Nvidia GPU does not work on Jupyterhub Rancher Cluster

I want to use vGPU in Jupyterhub in Rancher kubernetes environment. I installed Cuda 12.2, Cudnn 8.9 to worker node which has vGPU. vGPU is already licensed.

When i try to list GPU on Jupyterhub I cannot see any GPU.

I’ve installed gpu-operator to rancher cluster.

I used profile lists. When I choose “DL (GPU Count: 1)” this pod starts on the machine which has vGPU. I’ve chosen cuda enabled pytorch image and also tried with tensorflow image but didn’t work.

Could you help me to solve this problem, thank you in advance. :slight_smile:

Profile list section:

  profileList:
  - display_name: "ML"
    description: "CPU"
    slug: ml
    default: True
  - display_name: "DL (GPU Count: 1)"
    description: "GPU"
    slug: dl-gpu
    kubespawner_override:
      node_selector: 
       kubernetes.io/hostname: 'serverGPU1'
      image: quay.io/jupyter/pytorch-notebook:cuda12-python-3.11
      environment : {
        'NVIDIA_DRIVER_CAPABILITIES': 'compute,utility',
        'NVIDIA_VISIBLE_DEVICES': 'all',
        'GRANT_SUDO': 'yes'
        }
GPU: Nvidia Tesla T4
gpu-operator helm chart version: gpu-operator-v23.6.1
jupyterhub helm chart version: 3.2.1
torch: 2.3.0+cu121

I configured rke2 runtime with this command.

sudo nvidia-ctk runtime configure --runtime=containerd

This command added these lines to rancher config.toml file.

[plugins."io.containerd.grpc.v1.cri".containerd.runtimes."nvidia"]
  runtime_type = "io.containerd.runc.v2"
[plugins."io.containerd.grpc.v1.cri".containerd.runtimes."nvidia".options]
  BinaryName = "/usr/local/nvidia/toolkit/nvidia-container-runtime"

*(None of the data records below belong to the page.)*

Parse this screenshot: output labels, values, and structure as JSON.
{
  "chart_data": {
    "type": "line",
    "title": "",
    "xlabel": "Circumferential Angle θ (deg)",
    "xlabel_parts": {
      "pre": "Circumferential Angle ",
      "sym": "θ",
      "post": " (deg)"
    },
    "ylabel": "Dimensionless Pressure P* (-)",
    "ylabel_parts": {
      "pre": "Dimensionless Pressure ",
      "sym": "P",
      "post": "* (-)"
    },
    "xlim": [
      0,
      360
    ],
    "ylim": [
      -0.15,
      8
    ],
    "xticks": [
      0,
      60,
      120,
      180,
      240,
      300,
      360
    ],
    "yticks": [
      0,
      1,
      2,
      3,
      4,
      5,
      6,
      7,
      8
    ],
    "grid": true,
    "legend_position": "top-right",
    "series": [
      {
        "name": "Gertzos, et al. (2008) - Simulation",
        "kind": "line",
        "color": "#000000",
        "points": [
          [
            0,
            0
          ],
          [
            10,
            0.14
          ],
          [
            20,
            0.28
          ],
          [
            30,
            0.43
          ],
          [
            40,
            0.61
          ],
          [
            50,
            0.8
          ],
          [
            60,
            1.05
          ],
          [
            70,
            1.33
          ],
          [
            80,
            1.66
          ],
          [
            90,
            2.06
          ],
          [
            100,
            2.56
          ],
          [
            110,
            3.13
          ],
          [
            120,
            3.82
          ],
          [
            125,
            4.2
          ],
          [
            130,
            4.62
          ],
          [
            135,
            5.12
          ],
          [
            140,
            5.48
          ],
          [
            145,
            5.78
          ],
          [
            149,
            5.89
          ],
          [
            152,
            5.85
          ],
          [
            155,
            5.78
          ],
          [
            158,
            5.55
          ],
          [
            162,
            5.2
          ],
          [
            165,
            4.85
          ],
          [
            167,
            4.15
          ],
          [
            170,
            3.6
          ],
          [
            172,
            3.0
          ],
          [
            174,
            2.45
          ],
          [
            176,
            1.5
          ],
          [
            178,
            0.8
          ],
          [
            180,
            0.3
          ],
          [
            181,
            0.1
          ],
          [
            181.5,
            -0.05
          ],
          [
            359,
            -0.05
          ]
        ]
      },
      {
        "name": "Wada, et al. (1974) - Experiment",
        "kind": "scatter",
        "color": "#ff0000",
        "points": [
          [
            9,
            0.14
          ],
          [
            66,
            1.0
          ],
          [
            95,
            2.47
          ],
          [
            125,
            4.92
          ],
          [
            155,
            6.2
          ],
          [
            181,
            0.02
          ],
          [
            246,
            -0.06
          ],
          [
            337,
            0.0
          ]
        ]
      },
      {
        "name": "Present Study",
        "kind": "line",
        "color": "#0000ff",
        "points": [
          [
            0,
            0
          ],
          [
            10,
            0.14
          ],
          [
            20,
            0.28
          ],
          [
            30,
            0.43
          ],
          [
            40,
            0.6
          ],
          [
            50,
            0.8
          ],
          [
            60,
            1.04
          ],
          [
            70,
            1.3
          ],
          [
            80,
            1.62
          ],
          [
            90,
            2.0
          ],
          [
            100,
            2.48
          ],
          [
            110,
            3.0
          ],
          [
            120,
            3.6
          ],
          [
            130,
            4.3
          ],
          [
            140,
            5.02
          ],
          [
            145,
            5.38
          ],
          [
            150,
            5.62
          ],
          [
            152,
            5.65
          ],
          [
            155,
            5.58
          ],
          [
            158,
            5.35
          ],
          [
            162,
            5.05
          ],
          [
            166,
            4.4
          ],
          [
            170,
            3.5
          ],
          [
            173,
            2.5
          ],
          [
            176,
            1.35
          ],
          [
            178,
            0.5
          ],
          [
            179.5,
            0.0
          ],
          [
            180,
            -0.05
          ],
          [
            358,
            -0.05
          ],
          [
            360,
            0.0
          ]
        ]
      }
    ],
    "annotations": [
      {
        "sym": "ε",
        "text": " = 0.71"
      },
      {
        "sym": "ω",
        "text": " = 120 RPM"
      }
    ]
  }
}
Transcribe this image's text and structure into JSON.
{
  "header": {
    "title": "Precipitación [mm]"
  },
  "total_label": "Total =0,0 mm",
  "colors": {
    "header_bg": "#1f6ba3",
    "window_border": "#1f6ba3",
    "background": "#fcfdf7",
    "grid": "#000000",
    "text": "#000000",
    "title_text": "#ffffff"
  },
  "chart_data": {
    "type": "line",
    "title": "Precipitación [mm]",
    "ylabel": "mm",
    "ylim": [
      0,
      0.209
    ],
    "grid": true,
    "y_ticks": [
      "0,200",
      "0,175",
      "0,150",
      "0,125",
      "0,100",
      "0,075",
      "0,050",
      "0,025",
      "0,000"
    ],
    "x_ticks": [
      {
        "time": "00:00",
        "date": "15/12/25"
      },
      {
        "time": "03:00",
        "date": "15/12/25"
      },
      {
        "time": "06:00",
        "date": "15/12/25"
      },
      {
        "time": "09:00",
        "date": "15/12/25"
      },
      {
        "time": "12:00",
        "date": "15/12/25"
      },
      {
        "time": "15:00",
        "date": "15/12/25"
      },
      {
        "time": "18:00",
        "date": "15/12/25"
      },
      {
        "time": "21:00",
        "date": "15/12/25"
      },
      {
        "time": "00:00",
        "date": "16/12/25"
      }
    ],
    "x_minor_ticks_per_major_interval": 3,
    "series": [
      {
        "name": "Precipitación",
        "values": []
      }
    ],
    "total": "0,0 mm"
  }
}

I described node, I can see the nvidia.com/gpu there:

Capacity:
  cpu:                4
  ephemeral-storage:  81902Mi
  hugepages-1Gi:      0
  hugepages-2Mi:      0
  memory:             16309852Ki
  nvidia.com/gpu:     1
  pods:               110
Allocatable:
  cpu:                4
  ephemeral-storage:  81586447911
  hugepages-1Gi:      0
  hugepages-2Mi:      0
  memory:             16309852Ki
  nvidia.com/gpu:     1
  pods:               110

nvidia device plugin logs:

NVIDIA_DRIVER_ROOT=/
CONTAINER_DRIVER_ROOT=/host
Starting nvidia-device-plugin
Starting FS watcher.
Starting OS watcher.
Starting Plugins.
Loading configuration.
Updating config with default resource matching patterns.
Running with config:
{
"version": "v1",
"flags": {
"migStrategy": "single",
"failOnInitError": true,
"nvidiaDriverRoot": "/",
"gdsEnabled": false,
"mofedEnabled": false,
"plugin": {
"passDeviceSpecs": true,
"deviceListStrategy": [
"envvar"
],
"deviceIDStrategy": "uuid",
"cdiAnnotationPrefix": "cdi.k8s.io/",
"nvidiaCTKPath": "/usr/bin/nvidia-ctk",
"containerDriverRoot": "/host"
}
},
"resources": {
"gpus": [
{
"pattern": "*",
"name": "nvidia.com/gpu"
}
],
"mig": [
{
"pattern": "*",
"name": "nvidia.com/gpu"
}
]
},
"sharing": {
"timeSlicing": {}
}
}
Retreiving plugins.
Detected NVML platform: found NVML library
Detected non-Tegra platform: /sys/devices/soc0/family file not found
Starting GRPC server for 'nvidia.com/gpu'
Starting to serve 'nvidia.com/gpu' on /var/lib/kubelet/device-plugins/nvidia-gpu.sock
Registered device plugin for 'nvidia.com/gpu' with Kubelet

Trying this code to see is GPU available, this result always False. :frowning:

image

Have you tried getting a GPU to work on a single manually created pod wirthout JupyterHub? It should be easier to play around with the K8s/Nvidia configuration, and once it’s working you can add it to the Z2JH config.